4 The Conversation Is Boring
If your conversations are some variation of “Hey,” “What’s up? “NM, u?,” then sorry, but your talks are way too boring to continue. You’re not expected to be some pro of instant messaging, but if neither one of you is giving anything of interest for the other to work with, can you really blame the guy for ducking out, rather than slogging through another mundane conversation?
In the early stages of a relationship, it’s important to kindle that spark into a flame, and if your texting convos read like the above, they don’t have the brightest future for the two of you.
3 It’s Too Late At Night
Sleep is a wonderful thing and for many of us, with our busy lives and hectic schedules, a good night’s sleep can be elusive.

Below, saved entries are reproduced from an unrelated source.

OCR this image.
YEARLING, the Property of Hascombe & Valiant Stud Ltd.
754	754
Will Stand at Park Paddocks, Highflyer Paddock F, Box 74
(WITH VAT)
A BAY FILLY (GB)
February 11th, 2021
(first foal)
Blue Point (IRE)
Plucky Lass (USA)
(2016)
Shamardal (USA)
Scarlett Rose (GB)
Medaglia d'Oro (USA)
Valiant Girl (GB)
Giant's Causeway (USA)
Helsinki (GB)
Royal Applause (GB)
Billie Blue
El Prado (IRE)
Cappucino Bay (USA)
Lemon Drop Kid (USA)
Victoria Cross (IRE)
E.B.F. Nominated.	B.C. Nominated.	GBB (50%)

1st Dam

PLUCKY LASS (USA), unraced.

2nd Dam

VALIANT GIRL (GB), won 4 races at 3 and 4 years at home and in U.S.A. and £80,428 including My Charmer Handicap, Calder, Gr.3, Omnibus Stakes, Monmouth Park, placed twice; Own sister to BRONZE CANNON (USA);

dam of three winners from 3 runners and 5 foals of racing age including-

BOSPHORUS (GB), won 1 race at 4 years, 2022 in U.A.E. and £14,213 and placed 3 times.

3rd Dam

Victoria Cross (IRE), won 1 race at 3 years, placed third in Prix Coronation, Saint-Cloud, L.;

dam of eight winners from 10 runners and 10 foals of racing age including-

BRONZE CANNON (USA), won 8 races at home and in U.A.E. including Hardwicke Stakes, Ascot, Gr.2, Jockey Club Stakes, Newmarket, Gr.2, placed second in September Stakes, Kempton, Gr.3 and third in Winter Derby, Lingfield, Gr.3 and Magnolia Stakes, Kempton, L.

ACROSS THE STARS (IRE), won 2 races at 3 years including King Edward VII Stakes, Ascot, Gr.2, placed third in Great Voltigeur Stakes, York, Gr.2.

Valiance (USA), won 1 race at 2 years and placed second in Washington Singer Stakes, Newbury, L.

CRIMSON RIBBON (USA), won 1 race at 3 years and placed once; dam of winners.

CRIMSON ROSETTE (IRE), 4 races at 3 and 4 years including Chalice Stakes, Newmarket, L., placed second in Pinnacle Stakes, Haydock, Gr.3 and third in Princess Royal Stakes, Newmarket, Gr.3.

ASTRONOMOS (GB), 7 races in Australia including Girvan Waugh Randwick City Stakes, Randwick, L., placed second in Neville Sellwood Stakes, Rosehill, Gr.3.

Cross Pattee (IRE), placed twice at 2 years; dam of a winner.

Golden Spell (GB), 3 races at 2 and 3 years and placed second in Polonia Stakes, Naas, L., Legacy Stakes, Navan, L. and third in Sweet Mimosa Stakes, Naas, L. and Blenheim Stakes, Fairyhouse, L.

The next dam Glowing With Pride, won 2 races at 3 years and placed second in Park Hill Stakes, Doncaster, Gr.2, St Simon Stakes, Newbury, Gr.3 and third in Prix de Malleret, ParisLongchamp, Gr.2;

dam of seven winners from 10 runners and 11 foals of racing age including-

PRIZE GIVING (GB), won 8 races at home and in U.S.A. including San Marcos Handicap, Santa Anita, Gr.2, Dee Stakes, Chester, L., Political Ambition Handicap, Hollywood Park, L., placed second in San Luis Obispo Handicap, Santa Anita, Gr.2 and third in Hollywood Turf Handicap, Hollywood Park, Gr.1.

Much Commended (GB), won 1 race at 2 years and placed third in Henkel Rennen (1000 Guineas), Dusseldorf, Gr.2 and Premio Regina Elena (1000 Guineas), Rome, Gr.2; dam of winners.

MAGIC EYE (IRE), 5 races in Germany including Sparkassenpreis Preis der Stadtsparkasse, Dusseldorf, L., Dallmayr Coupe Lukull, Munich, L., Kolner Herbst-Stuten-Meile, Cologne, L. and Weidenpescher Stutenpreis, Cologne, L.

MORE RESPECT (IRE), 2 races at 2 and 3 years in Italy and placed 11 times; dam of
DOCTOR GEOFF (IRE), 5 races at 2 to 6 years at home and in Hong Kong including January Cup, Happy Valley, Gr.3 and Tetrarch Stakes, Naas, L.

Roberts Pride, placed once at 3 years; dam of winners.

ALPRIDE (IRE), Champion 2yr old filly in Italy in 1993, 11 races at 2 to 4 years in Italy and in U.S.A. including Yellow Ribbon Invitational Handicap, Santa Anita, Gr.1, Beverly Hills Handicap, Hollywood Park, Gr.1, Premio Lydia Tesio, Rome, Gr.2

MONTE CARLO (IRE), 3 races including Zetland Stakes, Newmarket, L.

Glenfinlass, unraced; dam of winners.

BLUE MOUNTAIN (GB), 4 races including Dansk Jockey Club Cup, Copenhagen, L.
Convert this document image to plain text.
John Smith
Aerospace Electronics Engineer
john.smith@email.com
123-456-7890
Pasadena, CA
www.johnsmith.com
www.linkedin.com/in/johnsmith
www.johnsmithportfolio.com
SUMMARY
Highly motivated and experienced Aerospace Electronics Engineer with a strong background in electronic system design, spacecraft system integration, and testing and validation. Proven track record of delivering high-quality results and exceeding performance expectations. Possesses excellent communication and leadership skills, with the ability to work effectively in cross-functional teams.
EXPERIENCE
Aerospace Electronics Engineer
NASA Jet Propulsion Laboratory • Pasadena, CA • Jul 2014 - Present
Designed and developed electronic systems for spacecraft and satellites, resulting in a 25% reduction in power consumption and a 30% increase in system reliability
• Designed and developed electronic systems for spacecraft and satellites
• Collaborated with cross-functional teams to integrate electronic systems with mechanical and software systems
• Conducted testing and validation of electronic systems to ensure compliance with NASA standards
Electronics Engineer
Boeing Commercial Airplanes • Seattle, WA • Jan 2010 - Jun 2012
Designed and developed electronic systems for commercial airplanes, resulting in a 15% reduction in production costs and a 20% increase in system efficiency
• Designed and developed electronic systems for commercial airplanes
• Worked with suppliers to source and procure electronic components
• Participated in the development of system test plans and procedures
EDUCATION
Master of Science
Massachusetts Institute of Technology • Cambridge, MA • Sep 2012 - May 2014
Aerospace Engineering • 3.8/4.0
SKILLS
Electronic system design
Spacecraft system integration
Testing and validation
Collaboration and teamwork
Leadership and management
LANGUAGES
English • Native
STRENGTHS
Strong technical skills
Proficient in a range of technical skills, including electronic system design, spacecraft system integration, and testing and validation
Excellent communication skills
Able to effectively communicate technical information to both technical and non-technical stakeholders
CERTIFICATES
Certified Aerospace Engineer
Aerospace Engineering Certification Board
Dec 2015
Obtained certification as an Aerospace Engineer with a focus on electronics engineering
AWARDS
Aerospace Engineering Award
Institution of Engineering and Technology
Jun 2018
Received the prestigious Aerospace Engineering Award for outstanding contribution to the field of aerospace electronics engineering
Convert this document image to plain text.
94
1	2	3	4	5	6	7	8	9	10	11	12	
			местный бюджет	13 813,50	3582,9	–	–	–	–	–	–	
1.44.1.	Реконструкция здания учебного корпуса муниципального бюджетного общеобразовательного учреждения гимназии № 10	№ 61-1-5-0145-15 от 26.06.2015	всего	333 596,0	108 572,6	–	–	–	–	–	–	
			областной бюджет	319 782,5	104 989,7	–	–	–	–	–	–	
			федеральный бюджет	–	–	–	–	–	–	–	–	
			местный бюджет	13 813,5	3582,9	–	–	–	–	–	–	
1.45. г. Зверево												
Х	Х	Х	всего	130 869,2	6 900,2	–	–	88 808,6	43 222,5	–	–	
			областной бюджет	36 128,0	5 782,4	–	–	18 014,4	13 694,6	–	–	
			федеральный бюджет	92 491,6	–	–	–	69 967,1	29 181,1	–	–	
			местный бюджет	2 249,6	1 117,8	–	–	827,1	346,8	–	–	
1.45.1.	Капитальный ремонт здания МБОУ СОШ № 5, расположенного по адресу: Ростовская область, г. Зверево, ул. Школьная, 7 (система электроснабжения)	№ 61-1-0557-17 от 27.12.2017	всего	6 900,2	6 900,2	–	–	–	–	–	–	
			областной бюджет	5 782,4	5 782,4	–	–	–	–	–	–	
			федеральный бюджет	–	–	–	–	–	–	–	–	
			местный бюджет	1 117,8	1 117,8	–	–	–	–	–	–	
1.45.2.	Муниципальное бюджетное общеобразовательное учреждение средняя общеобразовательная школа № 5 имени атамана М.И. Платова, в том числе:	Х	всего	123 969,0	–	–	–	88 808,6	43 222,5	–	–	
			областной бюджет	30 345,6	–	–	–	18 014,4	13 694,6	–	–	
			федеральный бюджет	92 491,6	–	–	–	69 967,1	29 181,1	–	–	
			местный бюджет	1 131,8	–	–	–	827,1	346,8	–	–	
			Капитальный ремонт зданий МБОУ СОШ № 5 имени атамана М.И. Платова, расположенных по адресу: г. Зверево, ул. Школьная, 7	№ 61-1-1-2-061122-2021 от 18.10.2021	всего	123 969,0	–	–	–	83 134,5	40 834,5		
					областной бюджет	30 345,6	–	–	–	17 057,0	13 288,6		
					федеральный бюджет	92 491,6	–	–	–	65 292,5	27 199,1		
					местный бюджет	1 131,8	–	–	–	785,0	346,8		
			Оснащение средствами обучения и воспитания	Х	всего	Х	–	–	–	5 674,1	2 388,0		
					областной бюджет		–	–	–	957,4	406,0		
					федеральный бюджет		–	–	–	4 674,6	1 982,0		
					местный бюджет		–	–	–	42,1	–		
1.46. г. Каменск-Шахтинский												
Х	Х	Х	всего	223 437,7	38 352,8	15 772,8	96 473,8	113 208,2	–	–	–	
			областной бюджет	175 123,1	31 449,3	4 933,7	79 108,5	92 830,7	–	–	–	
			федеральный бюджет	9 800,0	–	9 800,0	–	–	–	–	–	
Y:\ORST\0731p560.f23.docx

If you’re running on different schedules or simply up late one evening, you can’t always expect him to text back, especially if you know he has an early day or is simply more of a morning person!
Looking at screens before bed has been proven to negatively impact sleep, so your guy may have put his phone out of reach until he wakes up the next morning. If it’s late at night, don’t expect a reply, just as you wouldn’t always reply to him!
2 He’s Distracted
No matter what their age, it seems a lot of guys are into video games of some kind or another. Usually, this means that their hands, brains and eyes are pretty busy, so they can’t exactly pick up the phone every time it pings with a text from you.
Distraction is a very valid reason to not respond to someone, especially if you know the guy's into gaming. If the guy is into you, however, you’ll get a response between games, often with an explanation for the delay. If, however, hours go by and when he eventually responds you get no reason for his delay, it might be because he doesn’t see you as a priority.
1 He Doesn’t Like You
It’s never a good feeling to have unrequited love, or even an unrequited crush. It’s what they rarely (if ever) show in all the romcoms we were fed growing up. But the fact of the matter is that if a guy doesn’t text you back, and never has a good, valid reason for it, it’s because he simply doesn’t like you.
You might have thought you were reading all the right signals and feeling all the correct vibes, but the truth is that he’s just not into you, not as a friend, not as potential relationship material and not even as a fling. It hurts, but it’s better to know early on rather than risk getting crushed later.